The MMF has asked a federal judge to terminate an order setting aside or quashing the decision for Canada to enter in the agreement with Treaty 1 First Nations and any agreements related to it; and a declaration that Canada breached the honour of the Crown on the basis that the federal government did not adequately consult with the MMF.
In the fall of 2002, Canada declared the Department of National Defence Kapyong Barracks surplus property. Under the Framework Agreement – Treaty Land Entitlement (Framework Agreement or TLE Agreement), Canada was obligated to provide notice of the availability of surplus land and an estimate of fair market value to Brokenhead Ojibway Nation (“BON”). Canada failed to do so. Canada took the position that the Kapyong land was “strategic surplus” and thus not covered under the Framework Agreement. Treaty 1 First Nations immediately took action challenging Canada’s decision and thus began 16 years of legal wrangling, negotiations and court decisions which culminated in a Comprehensive Settlement Agreement (“CSA”) with respect to the disposition of 68% of the Kapyong lands to Treaty 1 First Nations, which CSA was signed on August 30, 2019.

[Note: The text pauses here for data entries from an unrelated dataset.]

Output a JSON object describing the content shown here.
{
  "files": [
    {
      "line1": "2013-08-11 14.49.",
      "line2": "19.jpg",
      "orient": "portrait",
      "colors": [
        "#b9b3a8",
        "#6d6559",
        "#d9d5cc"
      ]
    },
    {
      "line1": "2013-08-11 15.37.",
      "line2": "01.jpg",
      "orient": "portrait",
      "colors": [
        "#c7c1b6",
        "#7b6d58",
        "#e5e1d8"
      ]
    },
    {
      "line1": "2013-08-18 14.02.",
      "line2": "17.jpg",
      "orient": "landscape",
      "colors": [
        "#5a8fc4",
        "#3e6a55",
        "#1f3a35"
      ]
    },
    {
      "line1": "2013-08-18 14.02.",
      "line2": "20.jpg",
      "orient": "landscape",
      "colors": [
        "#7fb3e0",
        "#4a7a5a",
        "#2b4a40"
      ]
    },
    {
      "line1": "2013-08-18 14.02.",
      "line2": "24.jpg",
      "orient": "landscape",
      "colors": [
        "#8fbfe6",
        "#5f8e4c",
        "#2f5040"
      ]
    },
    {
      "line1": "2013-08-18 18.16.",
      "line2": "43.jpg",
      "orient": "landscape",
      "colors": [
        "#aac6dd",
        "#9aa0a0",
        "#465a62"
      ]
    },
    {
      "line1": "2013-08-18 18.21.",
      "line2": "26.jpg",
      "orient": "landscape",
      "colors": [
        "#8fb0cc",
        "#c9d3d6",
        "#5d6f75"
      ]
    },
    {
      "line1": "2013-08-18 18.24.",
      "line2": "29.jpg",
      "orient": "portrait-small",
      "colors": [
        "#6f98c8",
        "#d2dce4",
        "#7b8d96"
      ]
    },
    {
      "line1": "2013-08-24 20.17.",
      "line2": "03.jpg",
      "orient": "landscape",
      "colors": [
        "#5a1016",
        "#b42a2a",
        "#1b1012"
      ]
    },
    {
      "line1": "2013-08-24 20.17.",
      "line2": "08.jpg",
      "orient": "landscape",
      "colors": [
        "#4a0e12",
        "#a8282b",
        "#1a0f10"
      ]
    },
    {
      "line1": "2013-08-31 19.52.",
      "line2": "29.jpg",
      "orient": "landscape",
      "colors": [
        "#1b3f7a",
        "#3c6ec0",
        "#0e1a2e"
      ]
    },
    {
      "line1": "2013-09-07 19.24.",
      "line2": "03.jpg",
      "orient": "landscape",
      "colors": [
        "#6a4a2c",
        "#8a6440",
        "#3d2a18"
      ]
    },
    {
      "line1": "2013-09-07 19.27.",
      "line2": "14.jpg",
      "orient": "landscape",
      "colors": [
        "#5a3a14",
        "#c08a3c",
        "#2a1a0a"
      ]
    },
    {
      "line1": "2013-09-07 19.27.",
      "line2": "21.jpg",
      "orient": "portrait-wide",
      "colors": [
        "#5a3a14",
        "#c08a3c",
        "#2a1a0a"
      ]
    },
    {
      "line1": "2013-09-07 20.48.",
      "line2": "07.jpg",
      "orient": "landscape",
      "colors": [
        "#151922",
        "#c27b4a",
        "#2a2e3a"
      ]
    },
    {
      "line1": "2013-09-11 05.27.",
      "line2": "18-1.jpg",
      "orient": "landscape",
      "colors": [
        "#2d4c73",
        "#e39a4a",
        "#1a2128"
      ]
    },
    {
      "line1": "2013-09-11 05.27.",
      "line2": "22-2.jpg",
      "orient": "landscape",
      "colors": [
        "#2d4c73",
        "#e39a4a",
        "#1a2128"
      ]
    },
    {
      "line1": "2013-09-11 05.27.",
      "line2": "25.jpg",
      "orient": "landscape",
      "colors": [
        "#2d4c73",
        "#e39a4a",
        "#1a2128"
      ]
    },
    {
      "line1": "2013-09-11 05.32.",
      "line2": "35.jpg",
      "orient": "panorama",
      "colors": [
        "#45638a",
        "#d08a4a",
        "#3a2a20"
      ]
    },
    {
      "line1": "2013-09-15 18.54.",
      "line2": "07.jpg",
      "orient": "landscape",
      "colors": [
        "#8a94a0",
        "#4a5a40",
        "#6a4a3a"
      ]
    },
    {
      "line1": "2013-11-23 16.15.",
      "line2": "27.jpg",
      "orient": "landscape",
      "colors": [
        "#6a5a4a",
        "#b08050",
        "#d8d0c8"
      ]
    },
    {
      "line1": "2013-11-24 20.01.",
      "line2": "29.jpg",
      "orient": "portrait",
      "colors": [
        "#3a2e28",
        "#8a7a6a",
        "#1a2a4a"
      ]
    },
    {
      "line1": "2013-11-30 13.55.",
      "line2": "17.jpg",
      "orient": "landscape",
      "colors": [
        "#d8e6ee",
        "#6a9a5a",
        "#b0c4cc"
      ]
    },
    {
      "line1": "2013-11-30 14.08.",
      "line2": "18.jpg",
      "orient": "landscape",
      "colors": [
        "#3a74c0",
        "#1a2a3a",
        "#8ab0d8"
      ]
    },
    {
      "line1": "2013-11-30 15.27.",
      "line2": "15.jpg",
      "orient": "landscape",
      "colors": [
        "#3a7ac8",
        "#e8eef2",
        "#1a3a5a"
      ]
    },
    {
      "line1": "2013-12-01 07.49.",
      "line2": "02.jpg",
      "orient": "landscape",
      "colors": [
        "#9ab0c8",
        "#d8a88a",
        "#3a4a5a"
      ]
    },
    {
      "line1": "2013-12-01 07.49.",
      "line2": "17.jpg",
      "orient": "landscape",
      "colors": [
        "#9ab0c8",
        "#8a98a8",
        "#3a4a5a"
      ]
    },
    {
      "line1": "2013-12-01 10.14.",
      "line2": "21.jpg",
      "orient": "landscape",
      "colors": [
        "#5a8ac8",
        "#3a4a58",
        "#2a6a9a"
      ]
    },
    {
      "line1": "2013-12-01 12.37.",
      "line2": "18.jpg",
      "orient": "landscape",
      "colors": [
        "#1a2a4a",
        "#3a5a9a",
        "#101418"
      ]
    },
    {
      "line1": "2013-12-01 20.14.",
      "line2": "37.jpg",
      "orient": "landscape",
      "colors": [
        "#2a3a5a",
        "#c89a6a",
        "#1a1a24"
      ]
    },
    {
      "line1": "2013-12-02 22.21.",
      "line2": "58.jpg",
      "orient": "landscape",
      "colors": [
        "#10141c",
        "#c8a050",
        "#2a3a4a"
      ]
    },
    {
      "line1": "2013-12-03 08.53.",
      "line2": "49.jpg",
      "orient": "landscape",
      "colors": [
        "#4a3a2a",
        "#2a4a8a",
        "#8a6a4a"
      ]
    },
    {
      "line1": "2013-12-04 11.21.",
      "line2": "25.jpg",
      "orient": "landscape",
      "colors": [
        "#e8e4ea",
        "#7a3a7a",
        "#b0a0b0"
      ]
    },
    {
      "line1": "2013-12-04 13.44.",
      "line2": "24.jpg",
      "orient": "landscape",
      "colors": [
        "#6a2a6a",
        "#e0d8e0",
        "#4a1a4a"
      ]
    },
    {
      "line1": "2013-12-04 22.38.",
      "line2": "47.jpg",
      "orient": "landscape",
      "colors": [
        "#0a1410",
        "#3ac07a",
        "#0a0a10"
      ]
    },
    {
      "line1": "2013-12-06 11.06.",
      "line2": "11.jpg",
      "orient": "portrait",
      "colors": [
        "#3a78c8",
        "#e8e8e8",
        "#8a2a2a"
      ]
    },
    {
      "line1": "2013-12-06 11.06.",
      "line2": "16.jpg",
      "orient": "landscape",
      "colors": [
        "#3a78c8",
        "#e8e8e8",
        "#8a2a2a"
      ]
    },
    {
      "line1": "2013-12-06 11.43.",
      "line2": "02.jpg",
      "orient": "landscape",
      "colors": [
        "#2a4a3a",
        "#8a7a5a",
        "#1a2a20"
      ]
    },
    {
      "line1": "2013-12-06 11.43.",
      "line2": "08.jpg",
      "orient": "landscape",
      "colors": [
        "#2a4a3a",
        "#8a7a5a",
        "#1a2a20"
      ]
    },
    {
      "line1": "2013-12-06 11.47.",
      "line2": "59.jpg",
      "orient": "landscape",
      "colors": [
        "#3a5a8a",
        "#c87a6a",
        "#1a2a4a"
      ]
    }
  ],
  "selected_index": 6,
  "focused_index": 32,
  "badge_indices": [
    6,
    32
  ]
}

AMC Grand Chief Arlen Dumas said, “We strongly support our Treaty 1 Chiefs who worked long and hard to secure this land for our First Nations citizens; a deal that was struck with Ottawa to acquire the land based on unfulfilled Treaty Land Entitlement. First Nations hold the inherent and legal rights to land in Manitoba, and the Métis are not entitled to interfere in any land settlement reached with the federal government. Attempting to stall the process is unnecessary and frivolous and we are prepared to counter any intervention in this, and any other land deals.”